Um paradoxo brasileiro
Apesar de todos os mecanismos de controle fiscal, ainda prevalece no imaginário do contribuinte brasileiro, de todas as classes sociais, a sensação de que o único crime passível de se cometer, sem a aparente censura da sociedade, seria a conhecida sonegação fiscal. Essa ideia, abominável, teria respaldo no fato dos entes públicos, leia-se União, Estados, Municípios e o Distrito Federal, não destinarem devida e legalmente as receitas provenientes dos impostos recolhidos pelos contribuintes brasileiros. Noutras palavras, seria algo como, se o governo rouba do povo, na medida em que desvia escancaradamente o dinheiro dos impostos, por que o cidadão deve declarar e pagar corretamente seus tributos?
Ora, nada mais paradoxal e absurdo do que justificar usando como um pretenso álibi moral a existência de outro. Nesse caso, pior, pois se quer legitimar um crime, tipificado nos Códigos Penal e Tributário, e na Constituição Federal, em razão da ocorrência de outro igualmente censurável, cometido pelo Estado. Sonegar é crime nas suas variadas formas, como simular operações mercantis visando a evasão fiscal, fraudar a declaração do imposto de renda, não emitir notas fiscais ou reduzir os valores reais de vendas de imóveis, exemplos simples e recorrentes da burla do sistema tributário nacional.
Nesse compasso, é de uma hipocrisia sem tamanho defender diariamente o combate à corrupção e ser tolerante com a sonegação, quando ambas as práticas são igualmente nocivas e perniciosas ao Estado brasileiro. A título comparativo, a sonegação tem se revelado um delito muito mais difícil de ser apurado, em muitos casos devido à criatividade deletéria dos sonegadores, haja visto as inúmeras transações de negócios e engenharias tributárias que permitem a ocultação de valores e patrimônio, com o manejo de instrumentos que não deixam rastros, como imóveis, obras de arte, templos, igrejas e jogos de azar, setores com frágil regulação estatal e reduzida fiscalização.
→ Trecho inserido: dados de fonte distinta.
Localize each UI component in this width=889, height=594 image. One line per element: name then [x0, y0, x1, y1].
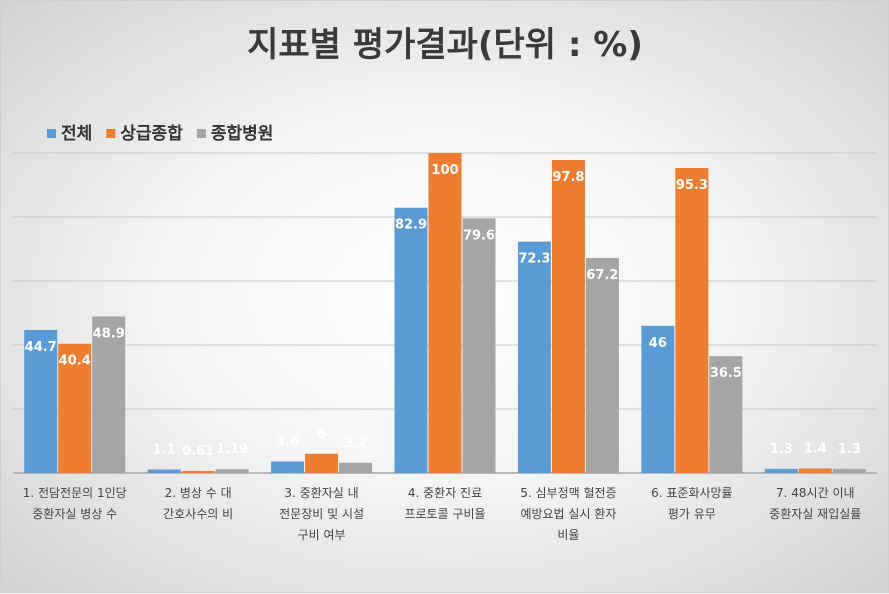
- category-label-line: 7. 48시간 이내: [776, 486, 855, 500]
- data-label: 1.19: [216, 442, 248, 457]
- category-label-line: 예방요법 실시 환자: [520, 507, 616, 521]
- data-label: 1.3: [770, 442, 793, 457]
- bar: [271, 461, 305, 473]
- bar: [709, 356, 743, 473]
- data-label: 36.5: [710, 366, 742, 381]
- legend-swatch: [196, 129, 206, 138]
- data-label: 1.3: [838, 442, 861, 457]
- bar: [305, 453, 339, 473]
- data-label: 0.61: [182, 444, 214, 459]
- data-label: 48.9: [93, 327, 125, 342]
- category-label-line: 중환자실 병상 수: [32, 507, 117, 521]
- category-label-line: 2. 병상 수 대: [165, 486, 232, 500]
- category-label-line: 3. 중환자실 내: [284, 486, 358, 500]
- category-label-line: 간호사수의 비: [163, 507, 233, 521]
- data-labels: 44.740.448.9 1.1 0.61 1.19 3.6 6 3.2 82.9 100 79.…: [25, 163, 861, 459]
- data-label: 100: [431, 163, 458, 178]
- bar: [394, 207, 428, 473]
- bar: [675, 168, 709, 474]
- chart-title: 지표별 평가결과(단위 : %): [247, 25, 643, 65]
- legend: 전체 상급종합 종합병원: [47, 123, 273, 144]
- bar: [585, 257, 619, 473]
- category-label-line: 1. 전담전문의 1인당: [23, 486, 127, 500]
- bar: [798, 468, 832, 473]
- data-label: 79.6: [463, 228, 495, 243]
- bar: [641, 325, 675, 473]
- data-label: 95.3: [676, 178, 708, 193]
- bar: [339, 462, 373, 473]
- bar: [92, 316, 126, 473]
- data-label: 46: [649, 336, 667, 351]
- bar: [215, 469, 249, 473]
- bar: [517, 241, 551, 473]
- data-label: 67.2: [586, 268, 618, 283]
- bar: [832, 468, 866, 473]
- data-label: 3.2: [344, 436, 367, 451]
- legend-swatch: [106, 129, 116, 138]
- data-label: 82.9: [395, 218, 427, 233]
- category-label-line: 전문장비 및 시설: [279, 507, 364, 521]
- bar: [764, 468, 798, 473]
- data-label: 3.6: [276, 434, 299, 449]
- bar: [428, 153, 462, 473]
- data-label: 72.3: [518, 252, 550, 267]
- bar: [147, 469, 181, 473]
- category-label-line: 구비 여부: [298, 528, 346, 542]
- bar: [462, 218, 496, 473]
- data-label: 6: [317, 427, 326, 442]
- data-label: 1.4: [804, 442, 827, 457]
- category-label-line: 4. 중환자 진료: [408, 486, 482, 500]
- bar: [24, 329, 58, 473]
- bar: [551, 160, 585, 474]
- bar: [181, 471, 215, 473]
- category-label-line: 프로토콜 구비율: [404, 507, 485, 521]
- category-label-line: 5. 심부정맥 혈전증: [520, 486, 616, 500]
- data-label: 44.7: [25, 340, 57, 355]
- category-label-line: 평가 유무: [668, 507, 716, 521]
- legend-swatch: [47, 129, 56, 138]
- category-label-line: 비율: [557, 528, 579, 542]
- data-label: 40.4: [59, 354, 91, 369]
- bars: [24, 153, 866, 474]
- legend-label: 전체: [61, 124, 92, 144]
- bar: [58, 343, 92, 473]
- category-label-line: 중환자실 재입실률: [769, 507, 861, 521]
- legend-label: 종합병원: [211, 123, 274, 144]
- data-label: 97.8: [552, 170, 584, 185]
- legend-label: 상급종합: [120, 123, 183, 144]
- data-label: 1.1: [153, 442, 176, 457]
- category-label-line: 6. 표준화사망률: [651, 486, 733, 500]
O Brasil avança cada vez mais para um ambiente de repúdio às práticas delituosas, com o aperfeiçoamento de seus mecanismos legais de combate a corrupção e desvio de dinheiro público, o que inclui a sonegação. No campo legal, as legislações que versam sobre essa temática, notadamente a Lei Anticorrupção, aperfeiçoaram o ordenamento jurídico, e o Poder Judiciário, ao lado da Polícia Federal e do Ministério Público, tem avançado brilhantemente nesse processo de restabelecer a transparência e a moralidade pública e social, para reduzir significativamente a impunidade que outrora reinava absoluta nesse Brasil de contradições.
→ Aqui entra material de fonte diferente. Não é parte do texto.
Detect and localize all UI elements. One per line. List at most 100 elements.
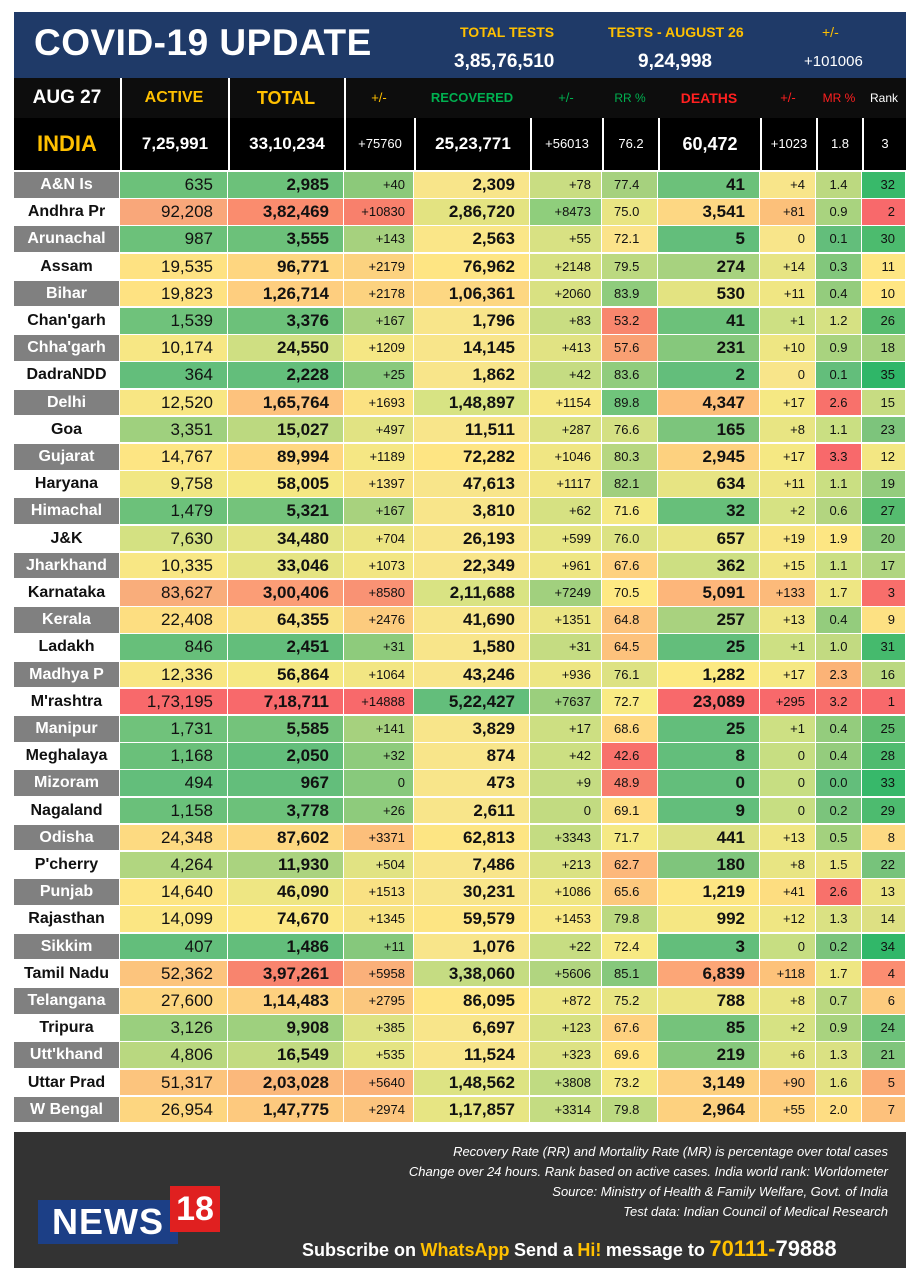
table-row: Meghalaya 1,168 2,050 +32 874 +42 42.6 8 0 0.4 28	[14, 743, 906, 770]
cell-total-change: +40	[344, 172, 414, 199]
state-name: Chan'garh	[14, 308, 120, 335]
cell-deaths-change: +17	[760, 661, 816, 689]
cell-total: 2,228	[228, 362, 344, 389]
table-row: Arunachal 987 3,555 +143 2,563 +55 72.1 5 0 0.1 30	[14, 226, 906, 253]
cell-active: 10,335	[120, 552, 228, 580]
cell-rank: 17	[862, 552, 906, 580]
cell-active: 7,630	[120, 525, 228, 553]
cell-total: 5,321	[228, 498, 344, 525]
cell-total-change: +1209	[344, 335, 414, 362]
cell-rr: 75.0	[602, 199, 658, 226]
cell-total-change: 0	[344, 770, 414, 797]
cell-total: 96,771	[228, 253, 344, 281]
cell-rank: 29	[862, 797, 906, 825]
cell-deaths-change: +11	[760, 280, 816, 308]
cell-rr: 75.2	[602, 988, 658, 1015]
cell-deaths: 41	[658, 308, 760, 335]
cell-deaths-change: +11	[760, 471, 816, 498]
subscribe-hi: Hi!	[577, 1240, 602, 1260]
cell-rank: 14	[862, 906, 906, 933]
cell-active: 12,520	[120, 389, 228, 417]
cell-deaths: 657	[658, 525, 760, 553]
cell-recovered: 41,690	[414, 607, 530, 634]
cell-rank: 21	[862, 1042, 906, 1069]
cell-mr: 0.1	[816, 226, 862, 253]
cell-deaths-change: 0	[760, 797, 816, 825]
state-name: Goa	[14, 416, 120, 444]
india-recovered-change: +56013	[530, 118, 602, 170]
cell-rank: 7	[862, 1096, 906, 1124]
cell-total: 9,908	[228, 1015, 344, 1042]
state-name: Delhi	[14, 389, 120, 417]
cell-recovered: 14,145	[414, 335, 530, 362]
cell-rr: 72.4	[602, 933, 658, 961]
cell-recovered-change: +42	[530, 362, 602, 389]
cell-recovered: 7,486	[414, 852, 530, 879]
col-total: TOTAL	[256, 88, 316, 108]
cell-rank: 4	[862, 960, 906, 988]
cell-active: 364	[120, 362, 228, 389]
cell-mr: 0.0	[816, 770, 862, 797]
cell-recovered-change: +1117	[530, 471, 602, 498]
cell-mr: 1.7	[816, 960, 862, 988]
cell-deaths-change: +2	[760, 1015, 816, 1042]
cell-total: 2,985	[228, 172, 344, 199]
india-deaths-change: +1023	[760, 118, 816, 170]
cell-rank: 1	[862, 688, 906, 716]
cell-deaths-change: +1	[760, 634, 816, 661]
cell-recovered-change: +961	[530, 552, 602, 580]
state-name: Haryana	[14, 471, 120, 498]
table-row: Chha'garh 10,174 24,550 +1209 14,145 +413 57.6…	[14, 335, 906, 362]
cell-active: 494	[120, 770, 228, 797]
cell-rank: 27	[862, 498, 906, 525]
india-total-change: +75760	[344, 118, 414, 170]
cell-active: 51,317	[120, 1069, 228, 1097]
cell-total-change: +2178	[344, 280, 414, 308]
cell-active: 987	[120, 226, 228, 253]
cell-deaths-change: +17	[760, 389, 816, 417]
cell-deaths: 3,541	[658, 199, 760, 226]
cell-mr: 2.3	[816, 661, 862, 689]
cell-recovered-change: +1351	[530, 607, 602, 634]
cell-deaths-change: +8	[760, 852, 816, 879]
cell-mr: 1.7	[816, 580, 862, 607]
cell-deaths: 788	[658, 988, 760, 1015]
cell-total: 3,82,469	[228, 199, 344, 226]
cell-recovered-change: +2148	[530, 253, 602, 281]
state-name: Meghalaya	[14, 743, 120, 770]
cell-mr: 1.2	[816, 308, 862, 335]
cell-deaths: 32	[658, 498, 760, 525]
cell-deaths-change: +1	[760, 308, 816, 335]
cell-recovered-change: +1046	[530, 444, 602, 471]
date-label: AUG 27	[32, 87, 102, 108]
cell-deaths-change: +118	[760, 960, 816, 988]
state-name: Tamil Nadu	[14, 960, 120, 988]
cell-mr: 0.3	[816, 253, 862, 281]
cell-recovered-change: +936	[530, 661, 602, 689]
subscribe-mid: Send a	[513, 1240, 573, 1260]
cell-total: 56,864	[228, 661, 344, 689]
cell-recovered: 5,22,427	[414, 688, 530, 716]
cell-rank: 34	[862, 933, 906, 961]
cell-total-change: +497	[344, 416, 414, 444]
footer: Recovery Rate (RR) and Mortality Rate (M…	[14, 1132, 906, 1268]
cell-rank: 31	[862, 634, 906, 661]
state-name: Odisha	[14, 824, 120, 852]
cell-rank: 16	[862, 661, 906, 689]
cell-active: 14,767	[120, 444, 228, 471]
state-name: Karnataka	[14, 580, 120, 607]
cell-recovered: 1,48,897	[414, 389, 530, 417]
col-active: ACTIVE	[144, 89, 204, 106]
cell-deaths: 219	[658, 1042, 760, 1069]
state-name: Andhra Pr	[14, 199, 120, 226]
cell-rr: 72.1	[602, 226, 658, 253]
cell-deaths-change: 0	[760, 226, 816, 253]
cell-total: 1,47,775	[228, 1096, 344, 1124]
cell-active: 14,099	[120, 906, 228, 933]
state-name: Nagaland	[14, 797, 120, 825]
cell-rr: 83.6	[602, 362, 658, 389]
cell-deaths-change: +13	[760, 607, 816, 634]
cell-rr: 57.6	[602, 335, 658, 362]
col-recovered: RECOVERED	[430, 90, 514, 105]
cell-recovered-change: +1453	[530, 906, 602, 933]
A missão é dificílima e somente terá êxito se quebrarmos esse paradigma cultural secular de que sonegar imposto é aceitável. Além disso, há que se fazer cumprir as boas leis que o país possui, e fortalecer de maneira contínua os órgãos estatais de controle, disponibilizando-lhes estrutura adequada para fiscalizar, indiciar e punir os infratores, pessoas físicas e jurídicas. Nunca é demais lembrar que Al Capone foi preso por sonegação fiscal e não pelos inúmeros crimes que, como gângster, cometeu.